Rocchini A P, Gallagher K P, Botham M J, Lemmer J H, Szpunar C A, Behrendt D
Am J Physiol. 1985 Sep;249(3 Pt 2):H577-84. doi: 10.1152/ajpheart.1985.249.3.H577.
The ability of a chronic high-salt diet to prevent fatal hemorrhagic shock was examined in 36 mongrel dogs. Twenty-one dogs received a dietary supplement of 9 g sodium chloride/day for 6 wk, and 15 dogs received the same basic diet for 6 wk but without the sodium chloride supplement. Hemorrhagic shock was induced in all dogs by bleeding into an overhanging sealed reservoir. After 3 h of shock, salt-pretreated dogs had a lower systemic vascular resistance of 0.70 +/- 0.02 versus 1.44 +/- 0.04 mmHg X ml-1 X min X kg (P less than 0.01) and a higher cardiac output of 53 +/- 3 versus 26 +/- 3 ml X min-1 X kg-1 (P less than 0.01) than was observed in controls. At 2.5 h of shock, the salt-pretreated dogs also experienced an increase in gastrointestinal (P less than 0.01), hepatic arterial, (P less than 0.05), kidney (P less than 0.05), brain (P less than 0.01), and heart blood flows (P less than 0.001) compared with 0.5 h of shock, whereas the control dogs experienced no increased flow during this same period. We also observed that after 3 h of hypotension there was a significantly smaller increase in plasma renin activity in the salt-pretreated dogs. Administration of 0.1 U X kg-1 X min-1 of hog renin eliminated the differences in systemic vascular resistance, cardiac output, and survival in five salt-pretreated dogs.
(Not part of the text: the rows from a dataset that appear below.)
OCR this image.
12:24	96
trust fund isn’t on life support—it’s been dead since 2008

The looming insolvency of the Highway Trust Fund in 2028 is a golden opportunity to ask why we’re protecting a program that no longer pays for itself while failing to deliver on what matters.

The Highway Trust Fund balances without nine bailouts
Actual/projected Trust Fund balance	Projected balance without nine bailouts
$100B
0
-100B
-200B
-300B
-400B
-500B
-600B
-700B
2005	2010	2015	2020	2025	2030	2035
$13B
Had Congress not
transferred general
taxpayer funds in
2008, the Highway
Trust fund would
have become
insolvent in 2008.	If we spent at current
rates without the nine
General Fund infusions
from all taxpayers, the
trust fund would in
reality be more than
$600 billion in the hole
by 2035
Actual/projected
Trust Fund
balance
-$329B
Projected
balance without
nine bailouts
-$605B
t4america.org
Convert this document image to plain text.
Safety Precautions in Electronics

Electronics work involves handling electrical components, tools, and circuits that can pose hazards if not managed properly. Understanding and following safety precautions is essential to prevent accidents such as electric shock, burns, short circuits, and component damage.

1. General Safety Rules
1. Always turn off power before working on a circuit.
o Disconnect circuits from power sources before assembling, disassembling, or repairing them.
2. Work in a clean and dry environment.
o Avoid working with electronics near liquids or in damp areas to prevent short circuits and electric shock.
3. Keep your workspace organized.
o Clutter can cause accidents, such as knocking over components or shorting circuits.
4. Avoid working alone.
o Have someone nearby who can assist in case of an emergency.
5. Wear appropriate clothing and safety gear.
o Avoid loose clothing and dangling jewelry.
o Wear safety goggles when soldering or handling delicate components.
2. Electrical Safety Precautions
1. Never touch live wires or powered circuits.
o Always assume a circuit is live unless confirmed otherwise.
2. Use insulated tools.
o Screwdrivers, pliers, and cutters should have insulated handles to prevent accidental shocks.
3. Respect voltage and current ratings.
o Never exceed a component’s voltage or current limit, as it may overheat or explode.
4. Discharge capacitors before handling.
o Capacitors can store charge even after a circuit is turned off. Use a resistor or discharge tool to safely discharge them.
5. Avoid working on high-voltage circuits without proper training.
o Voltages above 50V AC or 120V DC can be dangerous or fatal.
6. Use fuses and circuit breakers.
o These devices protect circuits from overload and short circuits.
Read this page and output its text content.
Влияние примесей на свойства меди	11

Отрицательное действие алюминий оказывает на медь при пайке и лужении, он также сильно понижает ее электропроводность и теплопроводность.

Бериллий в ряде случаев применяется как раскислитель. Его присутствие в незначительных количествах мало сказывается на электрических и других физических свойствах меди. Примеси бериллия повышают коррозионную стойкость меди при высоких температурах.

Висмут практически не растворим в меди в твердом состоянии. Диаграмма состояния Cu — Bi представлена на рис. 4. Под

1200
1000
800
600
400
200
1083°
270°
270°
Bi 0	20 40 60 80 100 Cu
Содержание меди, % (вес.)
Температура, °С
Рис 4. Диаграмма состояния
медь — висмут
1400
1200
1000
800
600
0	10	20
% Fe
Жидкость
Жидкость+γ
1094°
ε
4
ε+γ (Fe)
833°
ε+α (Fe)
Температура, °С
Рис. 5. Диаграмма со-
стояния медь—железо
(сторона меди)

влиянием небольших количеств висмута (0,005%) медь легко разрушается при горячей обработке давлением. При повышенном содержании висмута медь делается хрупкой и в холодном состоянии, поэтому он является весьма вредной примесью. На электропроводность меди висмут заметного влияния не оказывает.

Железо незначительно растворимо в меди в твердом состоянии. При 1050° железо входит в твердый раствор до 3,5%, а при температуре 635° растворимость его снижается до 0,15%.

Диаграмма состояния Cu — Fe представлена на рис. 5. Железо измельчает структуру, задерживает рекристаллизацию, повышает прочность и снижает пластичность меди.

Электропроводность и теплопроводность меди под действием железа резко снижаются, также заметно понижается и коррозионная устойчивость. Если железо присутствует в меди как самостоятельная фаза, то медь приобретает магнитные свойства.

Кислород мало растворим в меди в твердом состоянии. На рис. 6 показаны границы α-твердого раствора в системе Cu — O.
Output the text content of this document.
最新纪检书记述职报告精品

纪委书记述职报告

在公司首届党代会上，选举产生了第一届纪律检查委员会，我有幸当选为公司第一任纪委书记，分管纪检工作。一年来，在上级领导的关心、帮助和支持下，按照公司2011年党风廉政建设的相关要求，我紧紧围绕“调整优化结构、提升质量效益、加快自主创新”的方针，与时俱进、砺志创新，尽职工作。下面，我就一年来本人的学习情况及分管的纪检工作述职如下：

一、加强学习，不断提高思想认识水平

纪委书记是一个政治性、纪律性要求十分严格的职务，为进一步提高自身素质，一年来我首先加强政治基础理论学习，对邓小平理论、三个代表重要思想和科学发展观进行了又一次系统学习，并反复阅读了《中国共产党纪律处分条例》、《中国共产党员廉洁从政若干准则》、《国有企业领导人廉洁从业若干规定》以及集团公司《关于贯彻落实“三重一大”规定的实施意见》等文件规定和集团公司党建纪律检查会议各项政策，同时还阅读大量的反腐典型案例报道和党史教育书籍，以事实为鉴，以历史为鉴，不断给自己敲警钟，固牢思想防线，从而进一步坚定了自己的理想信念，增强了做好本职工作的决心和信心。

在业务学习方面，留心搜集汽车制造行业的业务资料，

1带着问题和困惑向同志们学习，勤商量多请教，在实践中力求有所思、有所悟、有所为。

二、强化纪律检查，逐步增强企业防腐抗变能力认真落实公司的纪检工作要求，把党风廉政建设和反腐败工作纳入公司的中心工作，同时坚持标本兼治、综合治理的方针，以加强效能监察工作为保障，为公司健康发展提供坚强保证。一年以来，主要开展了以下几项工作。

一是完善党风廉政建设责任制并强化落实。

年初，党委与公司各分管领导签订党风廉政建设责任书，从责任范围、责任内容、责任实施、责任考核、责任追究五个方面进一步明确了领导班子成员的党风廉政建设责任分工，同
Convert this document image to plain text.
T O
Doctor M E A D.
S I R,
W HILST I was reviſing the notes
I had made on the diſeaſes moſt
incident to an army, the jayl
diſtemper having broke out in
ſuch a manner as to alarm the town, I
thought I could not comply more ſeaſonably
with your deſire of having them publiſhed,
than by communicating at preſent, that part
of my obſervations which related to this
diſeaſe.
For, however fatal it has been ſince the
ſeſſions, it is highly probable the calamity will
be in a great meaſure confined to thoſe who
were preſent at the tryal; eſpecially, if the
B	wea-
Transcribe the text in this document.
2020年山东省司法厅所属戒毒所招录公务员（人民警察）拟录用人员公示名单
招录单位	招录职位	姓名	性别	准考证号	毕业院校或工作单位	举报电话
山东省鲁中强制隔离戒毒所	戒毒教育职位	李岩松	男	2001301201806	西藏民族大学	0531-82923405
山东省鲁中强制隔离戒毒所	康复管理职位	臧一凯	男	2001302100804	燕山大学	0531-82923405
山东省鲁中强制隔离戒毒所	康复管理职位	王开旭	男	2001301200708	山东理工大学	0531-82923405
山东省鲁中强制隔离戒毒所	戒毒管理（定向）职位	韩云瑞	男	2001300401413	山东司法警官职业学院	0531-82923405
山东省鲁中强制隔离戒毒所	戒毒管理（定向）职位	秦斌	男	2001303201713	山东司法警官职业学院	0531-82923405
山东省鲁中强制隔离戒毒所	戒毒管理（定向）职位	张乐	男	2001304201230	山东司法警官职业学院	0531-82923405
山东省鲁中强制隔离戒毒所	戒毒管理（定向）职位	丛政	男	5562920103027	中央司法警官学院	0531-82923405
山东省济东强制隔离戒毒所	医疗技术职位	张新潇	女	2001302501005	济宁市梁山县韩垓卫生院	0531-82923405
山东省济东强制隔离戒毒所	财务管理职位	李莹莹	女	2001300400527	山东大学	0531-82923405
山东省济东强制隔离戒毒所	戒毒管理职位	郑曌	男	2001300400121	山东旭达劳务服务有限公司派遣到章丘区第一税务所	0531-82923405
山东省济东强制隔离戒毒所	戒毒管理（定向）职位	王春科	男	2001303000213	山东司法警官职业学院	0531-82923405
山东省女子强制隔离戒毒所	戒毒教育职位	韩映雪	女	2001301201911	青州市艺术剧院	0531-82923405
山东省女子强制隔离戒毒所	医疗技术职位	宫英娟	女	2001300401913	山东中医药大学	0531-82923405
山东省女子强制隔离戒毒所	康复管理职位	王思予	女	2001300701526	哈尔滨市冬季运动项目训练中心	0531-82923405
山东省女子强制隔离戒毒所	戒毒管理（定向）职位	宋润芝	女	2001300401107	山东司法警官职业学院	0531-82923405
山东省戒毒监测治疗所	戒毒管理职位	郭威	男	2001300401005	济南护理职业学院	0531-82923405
在36只杂种狗身上研究了慢性高盐饮食预防致命性失血性休克的能力。21只狗接受了每天9克氯化钠的饮食补充,持续6周;15只狗接受相同的基础饮食6周,但不补充氯化钠。所有狗均通过向悬垂的密封储液器内放血诱导失血性休克。休克3小时后,经盐预处理的狗的全身血管阻力较低,为0.70±0.02,而对照组为1.44±0.04 mmHg·ml⁻¹·min·kg(P<0.01);心输出量较高,为53±3,而对照组为26±3 ml·min⁻¹·kg⁻¹(P<0.01)。在休克2.5小时时,与休克0.5小时相比,经盐预处理的狗的胃肠道血流(P<0.01)、肝动脉血流(P<0.05)、肾血流(P<0.05)、脑血流(P<0.01)和心脏血流(P<0.001)也有所增加,而对照组在此期间血流没有增加。我们还观察到,低血压3小时后,经盐预处理的狗血浆肾素活性的增加明显较小。给5只经盐预处理的狗注射0.1 U·kg⁻¹·min⁻¹的猪肾素消除了全身血管阻力、心输出量和存活率方面的差异。